Namun, jelas Rerie sapaan familier Lestari, pemerintah daerah tidak sendiri, harus didukung pemerintah pusat.  

“Tata kelola yang komperhensif membutuhkan penyerasian yang baik antara pemerintah tengah dan daerah, ” ujar Legislator Partai NasDem itu.

Diskusi itu dimoderatori tenaga ahli Wakil Ketua MPR RI Luthfy Asyyaukanie PhD itu digagas Forum Diskusi  Denpasar 12 bersama Dewan Pimpinan Pusat Golongan NasDem Bidang Kebijakan Publik.

Hadir jadi narasumber dalam diskusi yang dihadiri 100 peserta itu, Gubernur Jawa Barat Ridwan Kamil,  
Staf Khusus Wakil Ketua MPR RI bidang Penyerapan Aspirasi Bangsa dan Daerah Luthfi Mutty,  
jurnalis senior Saur Hutabarat serta 
Tenaga Ahli Menteri Kesehatan bidang Ekonomi Kesehatan Mohammad Subuh.

Ridwan Kamil dalam diskusi tersebut berbagi pengalaman dalam menangani epidemi Covid-19 di wilayahnya.

Menurut Ridwan, secara jumlah penduduk Jawa Barat 50 juta orang, setara dengan jumlah penduduk Korea Selatan dan besaran anggaran hanya 1 persen daripada Korea Selatan, membutuhkan kesabaran serta kreativitas dalam pengendalian Covid-19 pada wilayahnya.

Sejauh ini, menurut Ridwan, pihaknya melakukan lima nilai kepemimpinan dengan dilakukannya di Jawa Barat pada melakukan pengendalian Covid-19.

“Pertama kita harus proaktif. Sebelum pemerintah pusat melangsungkan test Covid-19, kami sudah melakukannya, ” ujar Ridwan.

Nilai berikutnya ialah transparan dalam menyajikan data, dasar pengambilan keputusan harus secara keilmuan, inovatif untuk memenuhi kelengkapan peralatan dan kolaboratif atau bekerjasama dengan banyak pihak untuk merealisasikan sebanyak langkah pengendalian Covid-19.

Sementara, Luthfi Mutty berpendapat, wabah Covid-19 dalam prospek pemerintahan menyadarkan kita bahwa ada masalah dalam hubungan pemerintah induk dan daerah.

Masalah tersebut, menurut Luthfi, karena pemerintah belum mampu mewujudkan sejumlah fungsi manajemen antara asing fungsi koordinasi, integrasi, sinkronisasi dan simplifikasi dengan baik.

Akibatnya, tambah tempat, produk kebijakan yang dihasilkan molek pemerintah pusat dan sejumlah negeri daerah malah menimbulkan ketidakpastian pada tengah masyarakat.
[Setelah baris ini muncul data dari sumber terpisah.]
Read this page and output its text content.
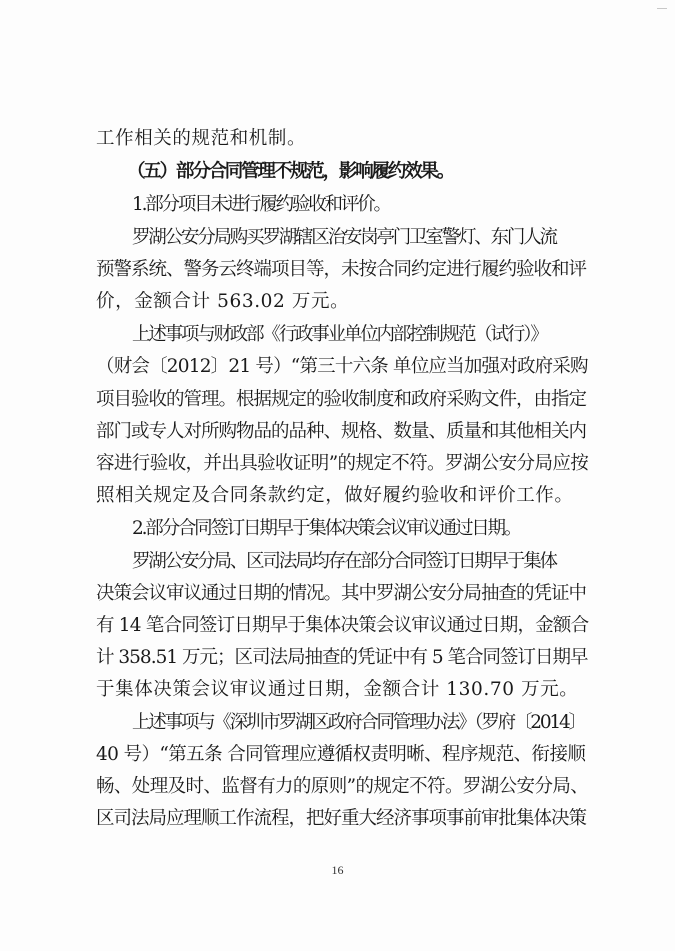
工作相关的规范和机制。
（五）部分合同管理不规范，影响履约效果。
1.部分项目未进行履约验收和评价。
罗湖公安分局购买罗湖辖区治安岗亭门卫室警灯、东门人流
预警系统、警务云终端项目等，未按合同约定进行履约验收和评
价，金额合计 563.02 万元。
上述事项与财政部《行政事业单位内部控制规范（试行）》
（财会〔2012〕21 号）“第三十六条 单位应当加强对政府采购
项目验收的管理。根据规定的验收制度和政府采购文件，由指定
部门或专人对所购物品的品种、规格、数量、质量和其他相关内
容进行验收，并出具验收证明”的规定不符。罗湖公安分局应按
照相关规定及合同条款约定，做好履约验收和评价工作。
2.部分合同签订日期早于集体决策会议审议通过日期。
罗湖公安分局、区司法局均存在部分合同签订日期早于集体
决策会议审议通过日期的情况。其中罗湖公安分局抽查的凭证中
有 14 笔合同签订日期早于集体决策会议审议通过日期，金额合
计 358.51 万元；区司法局抽查的凭证中有 5 笔合同签订日期早
于集体决策会议审议通过日期，金额合计 130.70 万元。
上述事项与《深圳市罗湖区政府合同管理办法》（罗府〔2014〕
40 号）“第五条 合同管理应遵循权责明晰、程序规范、衔接顺
畅、处理及时、监督有力的原则”的规定不符。罗湖公安分局、
区司法局应理顺工作流程，把好重大经济事项事前审批集体决策
16
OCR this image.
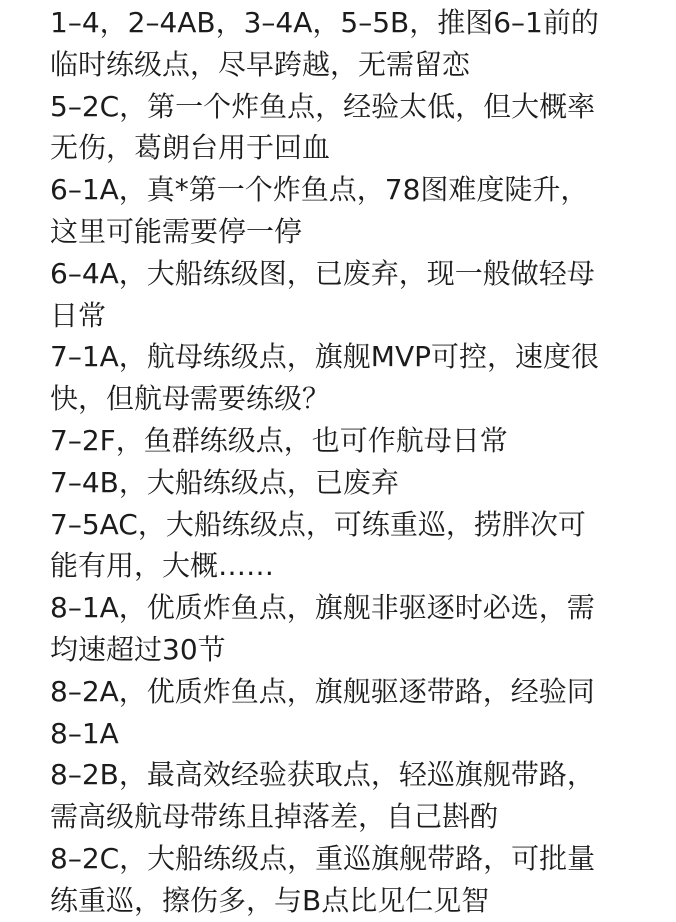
1–4，2–4AB，3–4A，5–5B，推图6–1前的
临时练级点，尽早跨越，无需留恋
5–2C，第一个炸鱼点，经验太低，但大概率
无伤，葛朗台用于回血
6–1A，真*第一个炸鱼点，78图难度陡升，
这里可能需要停一停
6–4A，大船练级图，已废弃，现一般做轻母
日常
7–1A，航母练级点，旗舰MVP可控，速度很
快，但航母需要练级？
7–2F，鱼群练级点，也可作航母日常
7–4B，大船练级点，已废弃
7–5AC，大船练级点，可练重巡，捞胖次可
能有用，大概……
8–1A，优质炸鱼点，旗舰非驱逐时必选，需
均速超过30节
8–2A，优质炸鱼点，旗舰驱逐带路，经验同
8–1A
8–2B，最高效经验获取点，轻巡旗舰带路，
需高级航母带练且掉落差，自己斟酌
8–2C，大船练级点，重巡旗舰带路，可批量
练重巡，擦伤多，与B点比见仁见智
Sementara itu Saur Hutabarat menilai upaya pengendalian Covid-19 pada Negara juga terkendala dengan ragam komunikasi pemerintah kepada masyarakat, yang hanya melulu mengedepankan data.

Dalam paparannya, Saur menunjukkan video bagaimana Gubernur New York, Andrew M Cuomo mengajak warganya memakai masker pada masa pandemi Covid-19, dengan menanamkan pemahaman kepada warganya untuk saling menghargai orang lain.  

Tidak secara instruksi, tambah Saur, tetapi secara contoh atau cerita yang menginspirasi untuk mewujudkan kebersamaan menghadapi pandemi.

“Dalam komunikasi di masa krisis kaya saat wabah Covid-19 ini, seharusnya gaya komunikasi pemerintah kepada terbuka lebih didasari pendekatan ke bani adam bukan sekadar mengumumkan statistik, ” ujar Saur.

Menanggapi hal itu Mohammad Subuh mengungkapkan dalam pengendalian Covid-19, upaya yang dilakukan pemerintah sudah berdasarkan pertimbangan ilmiah dan cocok standar Badan Kesehatan Dunia (WHO).

“Distrust yang terjadi di tengah bangsa dalam penanganan Covid-19 saat jni, harus dijawab dengan langkah serta tindakan yang jelas, ” imbuhnya. (OL-8).